Communiquer ou discuter ? Le pouvoir de l’argument

Olivier MAULINI
Université de Genève
Faculté de psychologie et des sciences de l'éducation

19 octobre 2001

Texte paru dans l'Educateur (n°11), rubrique Sacré Charlemagne (L'école, idée folle ?).


 

Technologies de la communication, conseillers en communication, société de la communication : jamais nous n’avons tant communiqué. Des milliards de messages courent à travers les réseaux, et le " droit à la connexion " s’ajoutera bientôt aux droits fondamentaux de la personne humaine. Mais la discrimination ne se limite pas à la taille des ordinateurs et au débit des modems. A technologie constante, on sait bien que certains messages sont plus égaux que d’autres. Publicité, propagande, endoctrinement, conditionnement, la panoplie des dévoiements est large, et la tâche est rude pour tous ceux qui préfèrent l’autorité des arguments aux arguments d’autorité.

Si les enfants viennent à l’école, et si nous aimons y venir, c’est parce que la classe est ce lieu étonnant dans lequel l’apprenti-citoyen doit se fier à la parole de l’instituteur pour apprendre à s’en méfier. " Croyez-moi, dit le maître, ne croyez pas les maîtres à penser ". Et il ne sort de la contradiction qu’en soumettant ses propres affirmations et toutes les propositions du programme à la " contrainte non contraignante " de l’argument le meilleur. Dans une secte, le gourou détient la vérité, et personne n’en discute. Dans une école, deux et deux devraient faire quatre, mais seulement " jusqu’à preuve du contraire ".

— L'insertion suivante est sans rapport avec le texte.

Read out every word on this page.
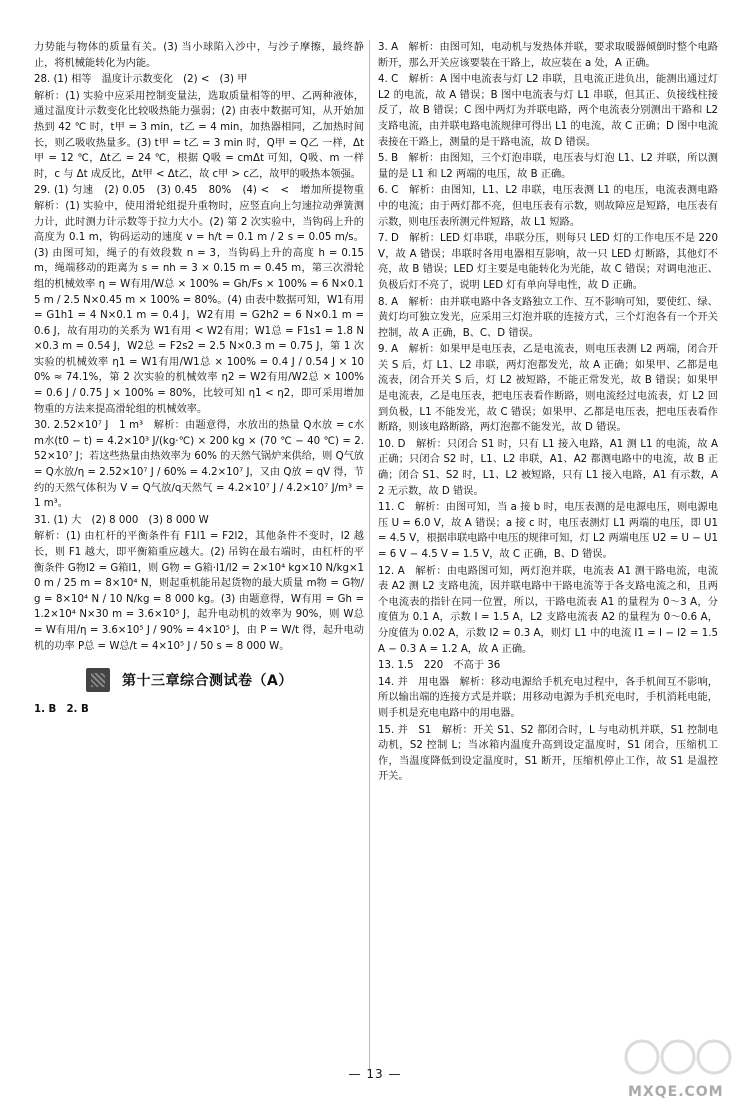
力势能与物体的质量有关。(3) 当小球陷入沙中，与沙子摩擦，最终静止，将机械能转化为内能。

28. (1) 相等　温度计示数变化　(2) <　(3) 甲

解析：(1) 实验中应采用控制变量法，选取质量相等的甲、乙两种液体，通过温度计示数变化比较吸热能力强弱；(2) 由表中数据可知，从开始加热到 42 ℃ 时，t甲 = 3 min，t乙 = 4 min，加热器相同，乙加热时间长，则乙吸收热量多。(3) t甲 = t乙 = 3 min 时，Q甲 = Q乙 一样，Δt甲 = 12 ℃，Δt乙 = 24 ℃，根据 Q吸 = cmΔt 可知，Q吸、m 一样时，c 与 Δt 成反比，Δt甲 < Δt乙，故 c甲 > c乙，故甲的吸热本领强。

29. (1) 匀速　(2) 0.05　(3) 0.45　80%　(4) <　<　增加所提物重　解析：(1) 实验中，使用滑轮组提升重物时，应竖直向上匀速拉动弹簧测力计，此时测力计示数等于拉力大小。(2) 第 2 次实验中，当钩码上升的高度为 0.1 m，钩码运动的速度 v = h/t = 0.1 m / 2 s = 0.05 m/s。(3) 由图可知，绳子的有效段数 n = 3，当钩码上升的高度 h = 0.15 m，绳端移动的距离为 s = nh = 3 × 0.15 m = 0.45 m，第三次滑轮组的机械效率 η = W有用/W总 × 100% = Gh/Fs × 100% = 6 N×0.15 m / 2.5 N×0.45 m × 100% = 80%。(4) 由表中数据可知，W1有用 = G1h1 = 4 N×0.1 m = 0.4 J，W2有用 = G2h2 = 6 N×0.1 m = 0.6 J，故有用功的关系为 W1有用 < W2有用；W1总 = F1s1 = 1.8 N×0.3 m = 0.54 J，W2总 = F2s2 = 2.5 N×0.3 m = 0.75 J，第 1 次实验的机械效率 η1 = W1有用/W1总 × 100% = 0.4 J / 0.54 J × 100% ≈ 74.1%，第 2 次实验的机械效率 η2 = W2有用/W2总 × 100% = 0.6 J / 0.75 J × 100% = 80%，比较可知 η1 < η2，即可采用增加物重的方法来提高滑轮组的机械效率。

30. 2.52×10⁷ J　1 m³　解析：由题意得，水放出的热量 Q水放 = c水m水(t0 − t) = 4.2×10³ J/(kg·℃) × 200 kg × (70 ℃ − 40 ℃) = 2.52×10⁷ J；若这些热量由热效率为 60% 的天然气锅炉来供给，则 Q气放 = Q水放/η = 2.52×10⁷ J / 60% = 4.2×10⁷ J，又由 Q放 = qV 得，节约的天然气体积为 V = Q气放/q天然气 = 4.2×10⁷ J / 4.2×10⁷ J/m³ = 1 m³。

31. (1) 大　(2) 8 000　(3) 8 000 W

解析：(1) 由杠杆的平衡条件有 F1l1 = F2l2，其他条件不变时，l2 越长，则 F1 越大，即平衡箱重应越大。(2) 吊钩在最右端时，由杠杆的平衡条件 G物l2 = G箱l1，则 G物 = G箱·l1/l2 = 2×10⁴ kg×10 N/kg×10 m / 25 m = 8×10⁴ N，则起重机能吊起货物的最大质量 m物 = G物/g = 8×10⁴ N / 10 N/kg = 8 000 kg。(3) 由题意得，W有用 = Gh = 1.2×10⁴ N×30 m = 3.6×10⁵ J，起升电动机的效率为 90%，则 W总 = W有用/η = 3.6×10⁵ J / 90% = 4×10⁵ J，由 P = W/t 得，起升电动机的功率 P总 = W总/t = 4×10⁵ J / 50 s = 8 000 W。

第十三章综合测试卷（A）

1. B　2. B

3. A　解析：由图可知，电动机与发热体并联，要求取暖器倾倒时整个电路断开，那么开关应该要装在干路上，故应装在 a 处，A 正确。

4. C　解析：A 图中电流表与灯 L2 串联，且电流正进负出，能测出通过灯 L2 的电流，故 A 错误；B 图中电流表与灯 L1 串联，但其正、负接线柱接反了，故 B 错误；C 图中两灯为并联电路，两个电流表分别测出干路和 L2 支路电流，由并联电路电流规律可得出 L1 的电流，故 C 正确；D 图中电流表接在干路上，测量的是干路电流，故 D 错误。

5. B　解析：由图知，三个灯泡串联，电压表与灯泡 L1、L2 并联，所以测量的是 L1 和 L2 两端的电压，故 B 正确。

6. C　解析：由图知，L1、L2 串联，电压表测 L1 的电压，电流表测电路中的电流；由于两灯都不亮，但电压表有示数，则故障应是短路，电压表有示数，则电压表所测元件短路，故 L1 短路。

7. D　解析：LED 灯串联，串联分压，则每只 LED 灯的工作电压不是 220 V，故 A 错误；串联时各用电器相互影响，故一只 LED 灯断路，其他灯不亮，故 B 错误；LED 灯主要是电能转化为光能，故 C 错误；对调电池正、负极后灯不亮了，说明 LED 灯有单向导电性，故 D 正确。

8. A　解析：由并联电路中各支路独立工作、互不影响可知，要使红、绿、黄灯均可独立发光，应采用三灯泡并联的连接方式，三个灯泡各有一个开关控制，故 A 正确，B、C、D 错误。

9. A　解析：如果甲是电压表，乙是电流表，则电压表测 L2 两端，闭合开关 S 后，灯 L1、L2 串联，两灯泡都发光，故 A 正确；如果甲、乙都是电流表，闭合开关 S 后，灯 L2 被短路，不能正常发光，故 B 错误；如果甲是电流表，乙是电压表，把电压表看作断路，则电流经过电流表，灯 L2 回到负极，L1 不能发光，故 C 错误；如果甲、乙都是电压表，把电压表看作断路，则该电路断路，两灯泡都不能发光，故 D 错误。

10. D　解析：只闭合 S1 时，只有 L1 接入电路，A1 测 L1 的电流，故 A 正确；只闭合 S2 时，L1、L2 串联，A1、A2 都测电路中的电流，故 B 正确；闭合 S1、S2 时，L1、L2 被短路，只有 L1 接入电路，A1 有示数，A2 无示数，故 D 错误。

11. C　解析：由图可知，当 a 接 b 时，电压表测的是电源电压，则电源电压 U = 6.0 V，故 A 错误；a 接 c 时，电压表测灯 L1 两端的电压，即 U1 = 4.5 V，根据串联电路中电压的规律可知，灯 L2 两端电压 U2 = U − U1 = 6 V − 4.5 V = 1.5 V，故 C 正确，B、D 错误。

12. A　解析：由电路图可知，两灯泡并联，电流表 A1 测干路电流，电流表 A2 测 L2 支路电流，因并联电路中干路电流等于各支路电流之和，且两个电流表的指针在同一位置，所以，干路电流表 A1 的量程为 0～3 A，分度值为 0.1 A，示数 I = 1.5 A，L2 支路电流表 A2 的量程为 0～0.6 A，分度值为 0.02 A，示数 I2 = 0.3 A，则灯 L1 中的电流 I1 = I − I2 = 1.5 A − 0.3 A = 1.2 A，故 A 正确。

13. 1.5　220　不高于 36

14. 并　用电器　解析：移动电源给手机充电过程中，各手机间互不影响，所以输出端的连接方式是并联；用移动电源为手机充电时，手机消耗电能，则手机是充电电路中的用电器。

15. 并　S1　解析：开关 S1、S2 都闭合时，L 与电动机并联，S1 控制电动机，S2 控制 L；当冰箱内温度升高到设定温度时，S1 闭合，压缩机工作，当温度降低到设定温度时，S1 断开，压缩机停止工作，故 S1 是温控开关。

— 13 —
MXQE.COM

Doit-on en déduire que tout est possible, et que – " avec les mathématiques modernes, vous savez… " - deux et deux peuvent aussi bien faire trois, cinq ou quatre et demi ? Ce serait précisément confondre la communication et la discussion des messages. Un constructeur automobile bien conseillé peut nous faire croire que ses voitures sont en même temps les plus sûres et les moins chères du monde. Un gouvernement, que sa politique produira justice et prospérité. Une chaîne de télévision, que ses journalistes sont toujours les mieux informés. Mais toute la puissance des puissants ne suffira pas à convaincre un cancre raisonnable que deux mauvaises notes plus deux mauvaises notes ne font pas quatre mauvaises notes (et une mauvaise moyenne).

Ce qui a finalement fait la force de Galilée, Darwin ou Einstein, ce n’est pas leur " plan de communication ", mais la rationalité de leurs arguments, même et surtout s’ils demeurent réfutables, donc discutables. Car pour discuter la théorie de l’évolution ou la théorie de la relativité, il ne suffit pas d’affirmer qu’on en doute, il faut encore démontrer qu’elles ont tort. Et là, inutile de " butiner " les bonnes informations sur le bon site Internet. Il faut faire l’effort d’étudier la mathématique, la biologie et la physique, l’effort de s’approprier le savoir des maîtres, mais l’effort aussi d’en débattre. Il faut donc assumer rien moins que le paradoxe qui fonde l’humanité : chercher la dispute, sous peine de ne pas nous entendre.

Que font les révisionnistes les plus cyniques ? Ils évitent justement la dispute. Ils n’ont ni l’imprudence ni l’impudence de contester l’Holocauste, ils revendiquent " simplement " le droit de s’interroger. Mais en questionnant sans cesse, ils rompent la discussion, et ils montrent qu’il y a deux façons au moins de défaire l’humanité : imposer des vérités, et n’en admettre aucune. Dogmatisme ou scepticisme, comment vivre ensemble s’il n’y a rien à comprendre ?

Dans une école démocratique, l’" éducation à la citoyenneté " passe peut-être par l’instruction civique et la philosophie pour enfants, mais elle passe surtout par un double refus : le refus du dogmatisme, et le refus du scepticisme. Lorsque nous enseignons, nous ne pouvons pas choisir de ne pas communiquer. Mais ce que nous pouvons choisir, c’est d’éviter ou au contraire de stimuler la discussion et l’apprentissage de la discussion. Et opposer, là où nous sommes, le pouvoir de nos arguments aux arguments du pouvoir.